Shard@lemmy.world 6 months ago
Adding on to that, its not just the surplus produce. Its all the rest of the produce that’s unusable by us humans.
When we grow something like corn, we’re only growing it for the kernels that we can consume. We can’t physiologically make use of the stalks, stems and leaves, but an animal like the goat? They’ll chew up anything green and turn that into usable calories we humans can make use of.
JJROKCZ@lemmy.world 6 months ago
Doesn’t even need to be green, just any sort of plant or really any sort of organic matter.

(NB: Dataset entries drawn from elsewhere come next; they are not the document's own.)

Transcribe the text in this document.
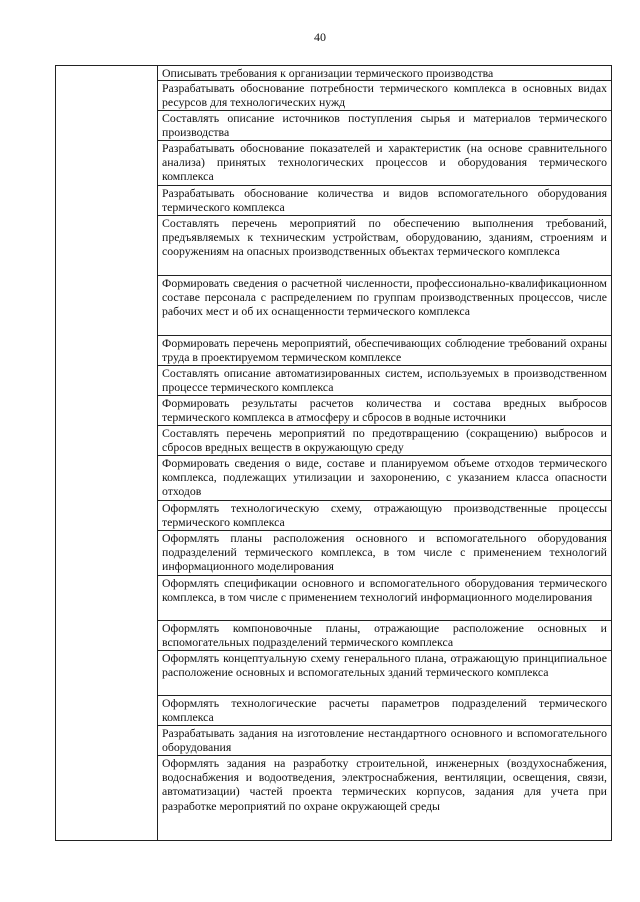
40
Описывать требования к организации термического производства
Разрабатывать обоснование потребности термического комплекса в основных видах ресурсов для технологических нужд
Составлять описание источников поступления сырья и материалов термического производства
Разрабатывать обоснование показателей и характеристик (на основе сравнительного анализа) принятых технологических процессов и оборудования термического комплекса
Разрабатывать обоснование количества и видов вспомогательного оборудования термического комплекса
Составлять перечень мероприятий по обеспечению выполнения требований, предъявляемых к техническим устройствам, оборудованию, зданиям, строениям и сооружениям на опасных производственных объектах термического комплекса
Формировать сведения о расчетной численности, профессионально-квалификационном составе персонала с распределением по группам производственных процессов, числе рабочих мест и об их оснащенности термического комплекса
Формировать перечень мероприятий, обеспечивающих соблюдение требований охраны труда в проектируемом термическом комплексе
Составлять описание автоматизированных систем, используемых в производственном процессе термического комплекса
Формировать результаты расчетов количества и состава вредных выбросов термического комплекса в атмосферу и сбросов в водные источники
Составлять перечень мероприятий по предотвращению (сокращению) выбросов и сбросов вредных веществ в окружающую среду
Формировать сведения о виде, составе и планируемом объеме отходов термического комплекса, подлежащих утилизации и захоронению, с указанием класса опасности отходов
Оформлять технологическую схему, отражающую производственные процессы термического комплекса
Оформлять планы расположения основного и вспомогательного оборудования подразделений термического комплекса, в том числе с применением технологий информационного моделирования
Оформлять спецификации основного и вспомогательного оборудования термического комплекса, в том числе с применением технологий информационного моделирования
Оформлять компоновочные планы, отражающие расположение основных и вспомогательных подразделений термического комплекса
Оформлять концептуальную схему генерального плана, отражающую принципиальное расположение основных и вспомогательных зданий термического комплекса
Оформлять технологические расчеты параметров подразделений термического комплекса
Разрабатывать задания на изготовление нестандартного основного и вспомогательного оборудования
Оформлять задания на разработку строительной, инженерных (воздухоснабжения, водоснабжения и водоотведения, электроснабжения, вентиляции, освещения, связи, автоматизации) частей проекта термических корпусов, задания для учета при разработке мероприятий по охране окружающей среды
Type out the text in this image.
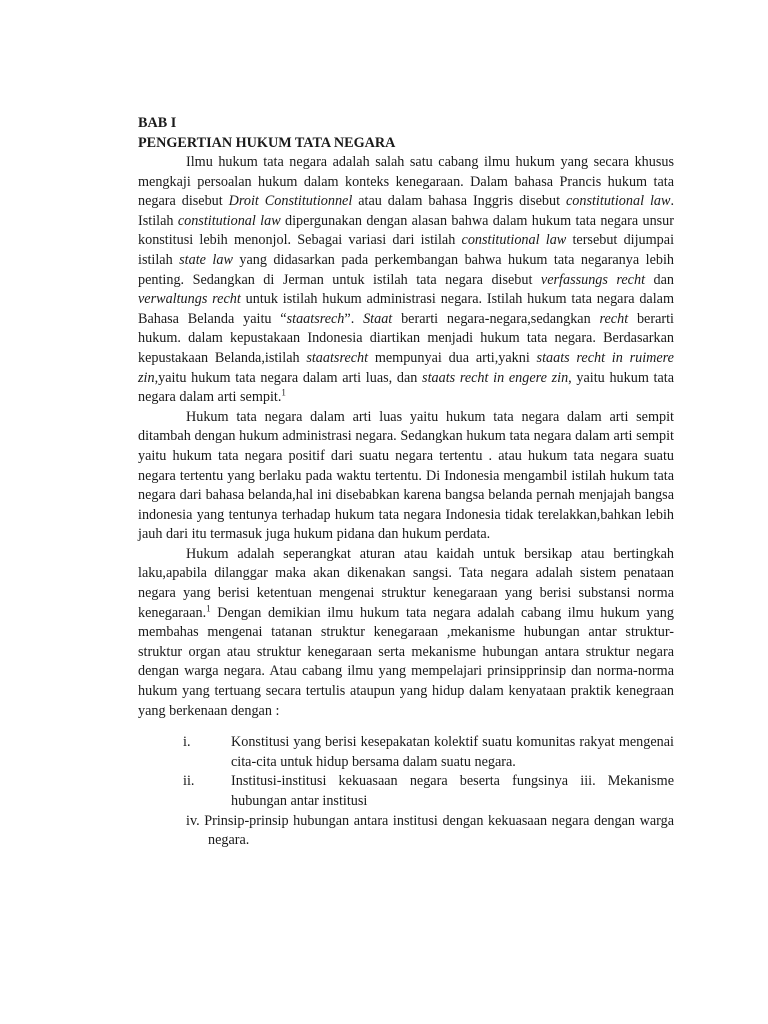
BAB I
PENGERTIAN HUKUM TATA NEGARA

Ilmu hukum tata negara adalah salah satu cabang ilmu hukum yang secara khusus mengkaji persoalan hukum dalam konteks kenegaraan. Dalam bahasa Prancis hukum tata negara disebut Droit Constitutionnel atau dalam bahasa Inggris disebut constitutional law. Istilah constitutional law dipergunakan dengan alasan bahwa dalam hukum tata negara unsur konstitusi lebih menonjol. Sebagai variasi dari istilah constitutional law tersebut dijumpai istilah state law yang didasarkan pada perkembangan bahwa hukum tata negaranya lebih penting. Sedangkan di Jerman untuk istilah tata negara disebut verfassungs recht dan verwaltungs recht untuk istilah hukum administrasi negara. Istilah hukum tata negara dalam Bahasa Belanda yaitu “staatsrech”. Staat berarti negara-negara,sedangkan recht berarti hukum. dalam kepustakaan Indonesia diartikan menjadi hukum tata negara. Berdasarkan kepustakaan Belanda,istilah staatsrecht mempunyai dua arti,yakni staats recht in ruimere zin,yaitu hukum tata negara dalam arti luas, dan staats recht in engere zin, yaitu hukum tata negara dalam arti sempit.$^1$

Hukum tata negara dalam arti luas yaitu hukum tata negara dalam arti sempit ditambah dengan hukum administrasi negara. Sedangkan hukum tata negara dalam arti sempit yaitu hukum tata negara positif dari suatu negara tertentu . atau hukum tata negara suatu negara tertentu yang berlaku pada waktu tertentu. Di Indonesia mengambil istilah hukum tata negara dari bahasa belanda,hal ini disebabkan karena bangsa belanda pernah menjajah bangsa indonesia yang tentunya terhadap hukum tata negara Indonesia tidak terelakkan,bahkan lebih jauh dari itu termasuk juga hukum pidana dan hukum perdata.

Hukum adalah seperangkat aturan atau kaidah untuk bersikap atau bertingkah laku,apabila dilanggar maka akan dikenakan sangsi. Tata negara adalah sistem penataan negara yang berisi ketentuan mengenai struktur kenegaraan yang berisi substansi norma kenegaraan.$^1$ Dengan demikian ilmu hukum tata negara adalah cabang ilmu hukum yang membahas mengenai tatanan struktur kenegaraan ,mekanisme hubungan antar struktur-struktur organ atau struktur kenegaraan serta mekanisme hubungan antara struktur negara dengan warga negara. Atau cabang ilmu yang mempelajari prinsipprinsip dan norma-norma hukum yang tertuang secara tertulis ataupun yang hidup dalam kenyataan praktik kenegraan yang berkenaan dengan :

i.	Konstitusi yang berisi kesepakatan kolektif suatu komunitas rakyat mengenai cita-cita untuk hidup bersama dalam suatu negara.
ii.	Institusi-institusi kekuasaan negara beserta fungsinya iii. Mekanisme hubungan antar institusi
iv. Prinsip-prinsip hubungan antara institusi dengan kekuasaan negara dengan warga negara.
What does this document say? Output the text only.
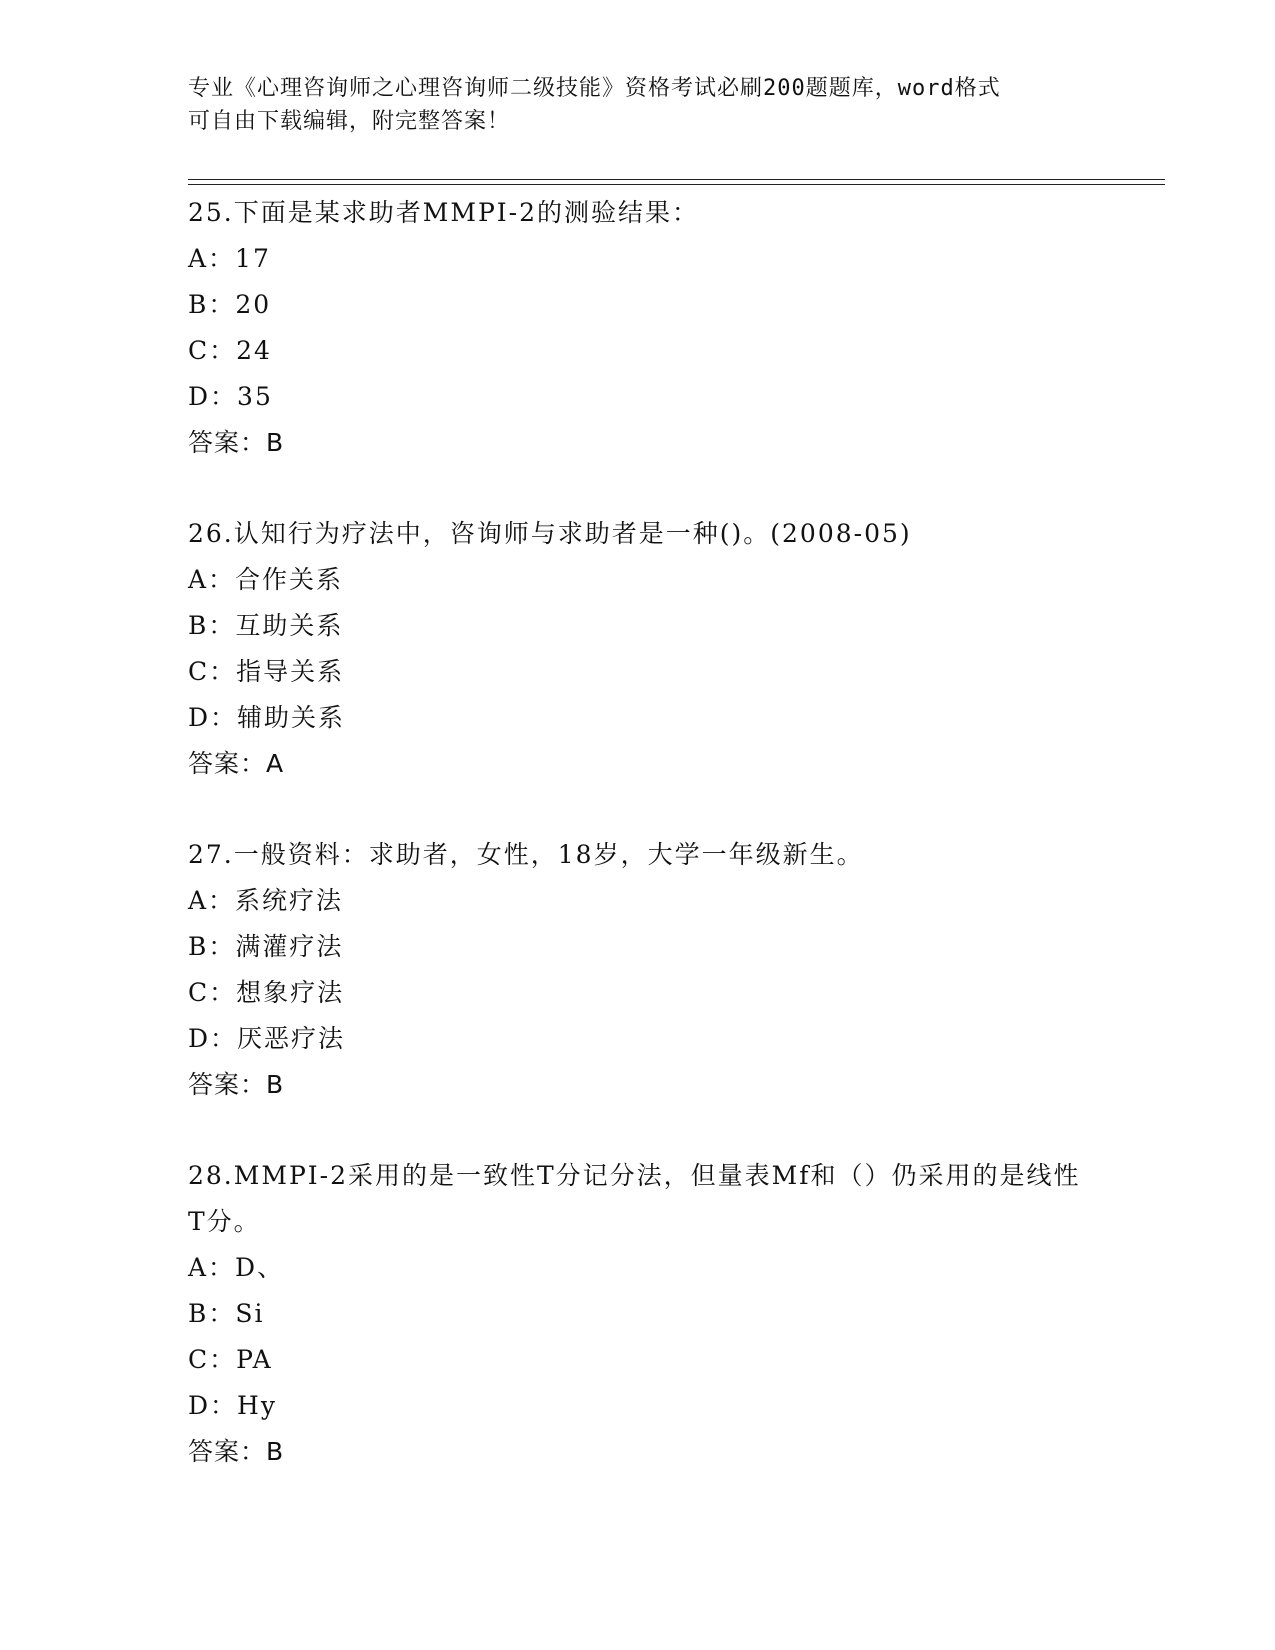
专业《心理咨询师之心理咨询师二级技能》资格考试必刷200题题库，word格式
可自由下载编辑，附完整答案！

25.下面是某求助者MMPI-2的测验结果：

A：17

B：20

C：24

D：35

答案：B

26.认知行为疗法中，咨询师与求助者是一种()。(2008-05)

A：合作关系

B：互助关系

C：指导关系

D：辅助关系

答案：A

27.一般资料：求助者，女性，18岁，大学一年级新生。

A：系统疗法

B：满灌疗法

C：想象疗法

D：厌恶疗法

答案：B

28.MMPI-2采用的是一致性T分记分法，但量表Mf和（）仍采用的是线性T分。

A：D、

B：Si

C：PA

D：Hy

答案：B
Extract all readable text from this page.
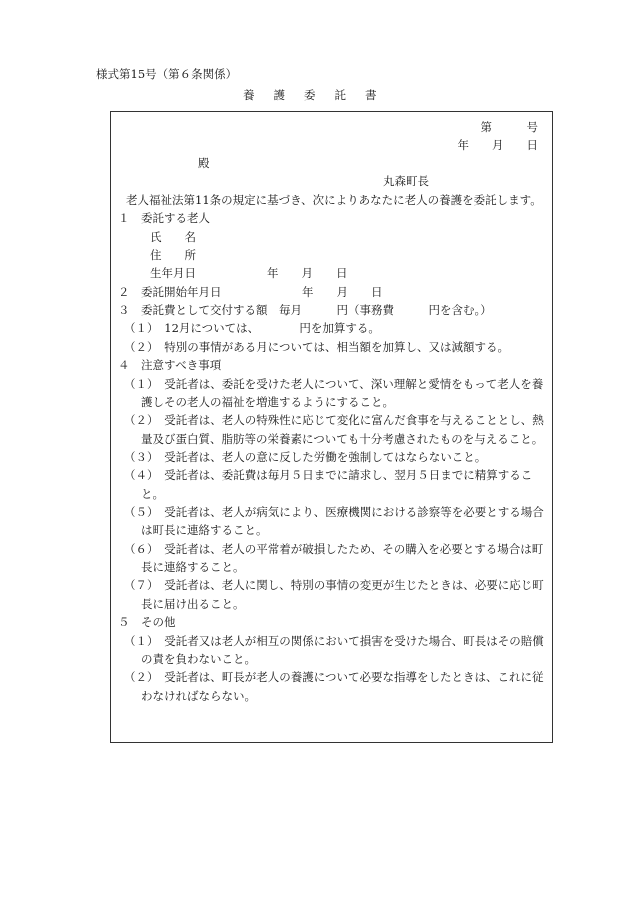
様式第15号（第６条関係）
養護委託書
第　　　号
年　　月　　日
殿
丸森町長
老人福祉法第11条の規定に基づき、次によりあなたに老人の養護を委託します。
１　委託する老人
氏　　名
住　　所
生年月日	年　　月　　日
２　委託開始年月日	年　　月　　日
３　委託費として交付する額　毎月　　　円（事務費　　　円を含む。）
（１）　12月については、　　　　円を加算する。
（２）　特別の事情がある月については、相当額を加算し、又は減額する。
４　注意すべき事項
（１）　受託者は、委託を受けた老人について、深い理解と愛情をもって老人を養
護しその老人の福祉を増進するようにすること。
（２）　受託者は、老人の特殊性に応じて変化に富んだ食事を与えることとし、熱
量及び蛋白質、脂肪等の栄養素についても十分考慮されたものを与えること。
（３）　受託者は、老人の意に反した労働を強制してはならないこと。
（４）　受託者は、委託費は毎月５日までに請求し、翌月５日までに精算するこ
と。
（５）　受託者は、老人が病気により、医療機関における診察等を必要とする場合
は町長に連絡すること。
（６）　受託者は、老人の平常着が破損したため、その購入を必要とする場合は町
長に連絡すること。
（７）　受託者は、老人に関し、特別の事情の変更が生じたときは、必要に応じ町
長に届け出ること。
５　その他
（１）　受託者又は老人が相互の関係において損害を受けた場合、町長はその賠償
の責を負わないこと。
（２）　受託者は、町長が老人の養護について必要な指導をしたときは、これに従
わなければならない。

Eating goats that have lived off of old trash is probably not the best idea though
Aceticon@lemmy.world 6 months ago
Which neatly raises the point of how modern large monoculture does a lot less of that kind of use of agricultural products unusuable by humans.
Absolutelly, the whole of a cow slaughtered in a slaughterhouse is famously used (down to the hoves) and nothing thrown out, however you don’t see goats being raised on the unusable parts of a corn plant (whilst wheat straw is actually used as feed, for corn the silage for cattle made from it uses the whole plant including kernels not just the left-over unusable by humans parts).
brbposting@sh.itjust.works 6 months ago
Explains the name perhaps
Tar_alcaran@sh.itjust.works 6 months ago
This is part of the reason why early farming was so inefficient. Have a plot up the hill, have one in the valley, grow multiple crops, etc etc.
That’s not done to have more food, that’s done so you don’t die when something bad happens.